The country's population is ageing, and COVID-19 has highlighted the demand for healthcare workers.

"Due to the pandemic, there is now a higher demand for well-qualified healthcare workers, especially nurses in many countries, who know that Singapore trains our healthcare workers well and will see us as an attractive source for qualified manpower," said Mr Ong. 

“So a significant change in the post-COVID-19 world is that healthcare can no longer be regarded purely as a local domestic service. We need to keep an eye on the international competition for healthcare manpower."

To build up a nursing workforce, Mr Ong said the Ministry of Health (MOH) must look at two factors that determine the attractiveness of the healthcare sector - remuneration and the professional work environment.

"Nurses are professionals and want to perform at the highest level of their licence," said Mr Ong, highlighting the need to streamline unnecessary administrative work, introduce technology and improve IT systems.

He also spoke of the need to continue attracting younger people to the nursing profession, noting that both Nanyang Polytechnic and Ngee Ann Polytechnic can now collectively take in about 1,400 students.

The Institute of Technical Education enrols close to 500 students, while the National University of Singapore and Singapore Institute of Technology nursing schools take in 400 to 500, from mainly A-Level and polytechnic graduates respectively.

Another 100 to 200 adult workers undergo skills conversion programmes to enter the nursing profession each year, Mr Ong said.

“The good thing is that I believe the standing of nurses has risen significantly in our society over the years. They are often seen as heroes and role models, and it is now common to meet young people, both men and women, who aspire to be nurses or allied health professionals,” he added.

Mr Ong noted, however, that Singapore is a small country with limits to educating and training local nurses to meet the growing demand.

This is why Singapore needs to continue recruiting good foreign nurses, who make up a third of all practising nurses in the country, he said, adding that competition for nurses has become international and “more intense”.

"We will continue to find ways to entrench the feeling amongst foreign nurses that they are an integral part of the Singapore healthcare family, and they can continue to develop their careers in Singapore," he said.


Commenting on COVID-19 infections, Mr Ong said Singapore should see the current wave subsiding further in the coming week.

Infection numbers have been falling and the week-on-week ratio of infection numbers has dropped below 0.9 over the last few days, he noted.

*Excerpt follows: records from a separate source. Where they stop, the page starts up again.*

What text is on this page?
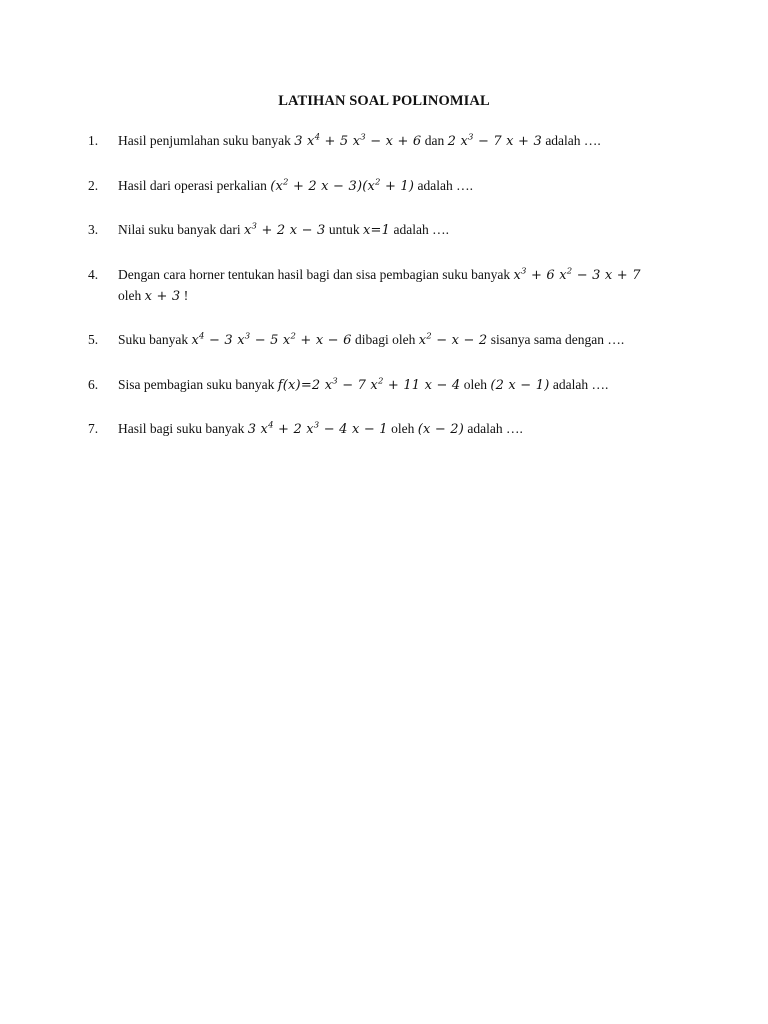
LATIHAN SOAL POLINOMIAL
1. Hasil penjumlahan suku banyak 3 $x^4 + 5$ $x^3 - x + 6$ dan 2 $x^3 - 7$ x + 3 adalah ….
2. Hasil dari operasi perkalian ($x^2 + 2$ $x - 3)(x^2 + 1)$ adalah ….
3. Nilai suku banyak dari $x^3 + 2$ x − 3 untuk x=1 adalah ….
4. Dengan cara horner tentukan hasil bagi dan sisa pembagian suku banyak $x^3 + 6$ $x^2 - 3$ x + 7
oleh x + 3 !
5. Suku banyak $x^4 - 3$ $x^3 - 5$ $x^2 + x - 6$ dibagi oleh $x^2 - x - 2$ sisanya sama dengan ….
6. Sisa pembagian suku banyak f(x)=2 $x^3 - 7$ $x^2 + 11$ x − 4 oleh (2 x − 1) adalah ….
7. Hasil bagi suku banyak 3 $x^4 + 2$ $x^3 - 4$ x − 1 oleh (x − 2) adalah ….
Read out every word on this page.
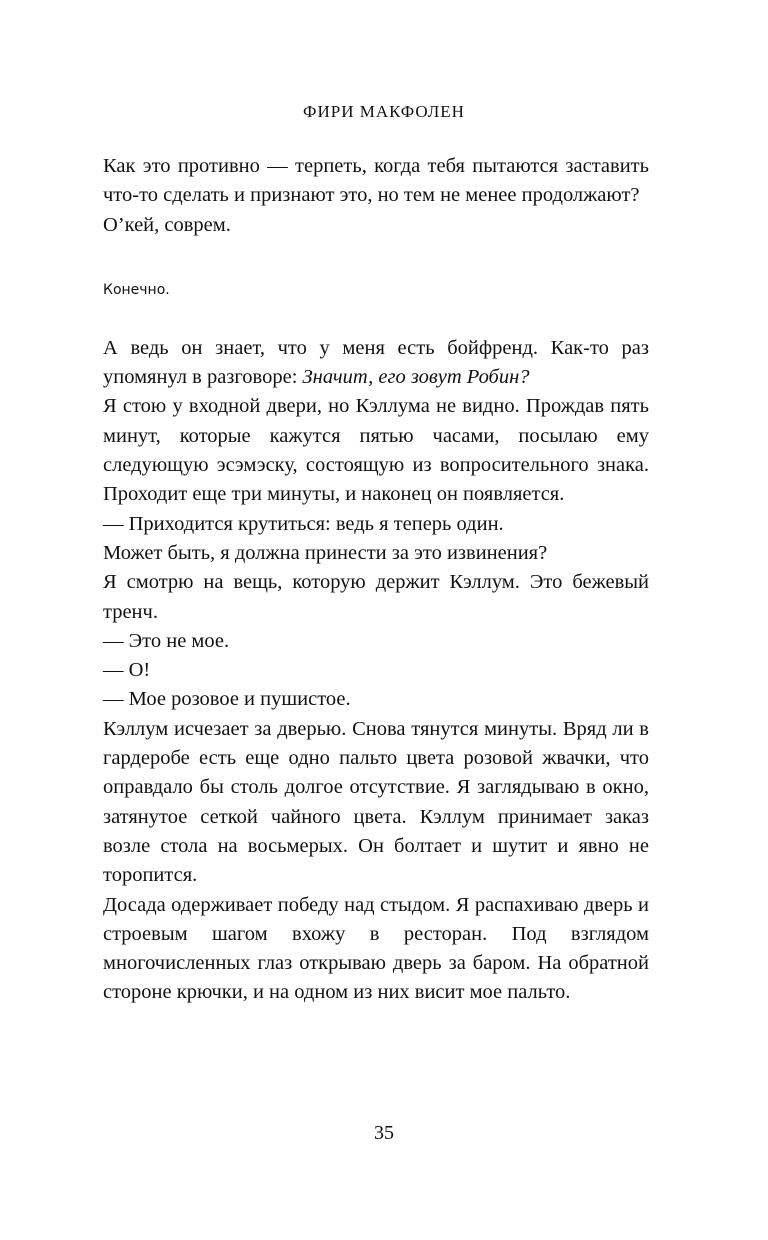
ФИРИ МАКФОЛЕН

Как это противно — терпеть, когда тебя пытаются заставить что-то сделать и признают это, но тем не менее продолжают?

О’кей, соврем.

Конечно.

А ведь он знает, что у меня есть бойфренд. Как-то раз упомянул в разговоре: Значит, его зовут Робин?

Я стою у входной двери, но Кэллума не видно. Прождав пять минут, которые кажутся пятью часами, посылаю ему следующую эсэмэску, состоящую из вопросительного знака. Проходит еще три минуты, и наконец он появляется.

— Приходится крутиться: ведь я теперь один.

Может быть, я должна принести за это извинения?

Я смотрю на вещь, которую держит Кэллум. Это бежевый тренч.

— Это не мое.

— О!

— Мое розовое и пушистое.

Кэллум исчезает за дверью. Снова тянутся минуты. Вряд ли в гардеробе есть еще одно пальто цвета розовой жвачки, что оправдало бы столь долгое отсутствие. Я заглядываю в окно, затянутое сеткой чайного цвета. Кэллум принимает заказ возле стола на восьмерых. Он болтает и шутит и явно не торопится.

Досада одерживает победу над стыдом. Я распахиваю дверь и строевым шагом вхожу в ресторан. Под взглядом многочисленных глаз открываю дверь за баром. На обратной стороне крючки, и на одном из них висит мое пальто.

35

Singapore reported its first three community cases with the BA.4 and BA.5 variant in May.

There have also been eight cases with the Omicron subvariant BA.2.75, six of which are local infections.

“What is more significant, is that we have ridden through this current wave without imposing further social restrictions or imposing border measures,” the Health Minister said, adding that this was due to a majority of the population getting their booster shots.

"The other reason is that our healthcare system is able to carry the brunt of the current infection wave."

To ease the workload on the healthcare sector, patients with lower risk have been transferred to COVID-19 treatment facilities and long-term stayers to nursing homes.

“These transfers have made a significant difference to help hospitals cope with the heavy workload,” said Mr Ong.

A total of 120 people received their scholarship awards on Friday.

They will be studying in various tertiary institutions, in subjects such as nursing, social work, physiotherapy, diagnostic radiography and pharmaceutical science.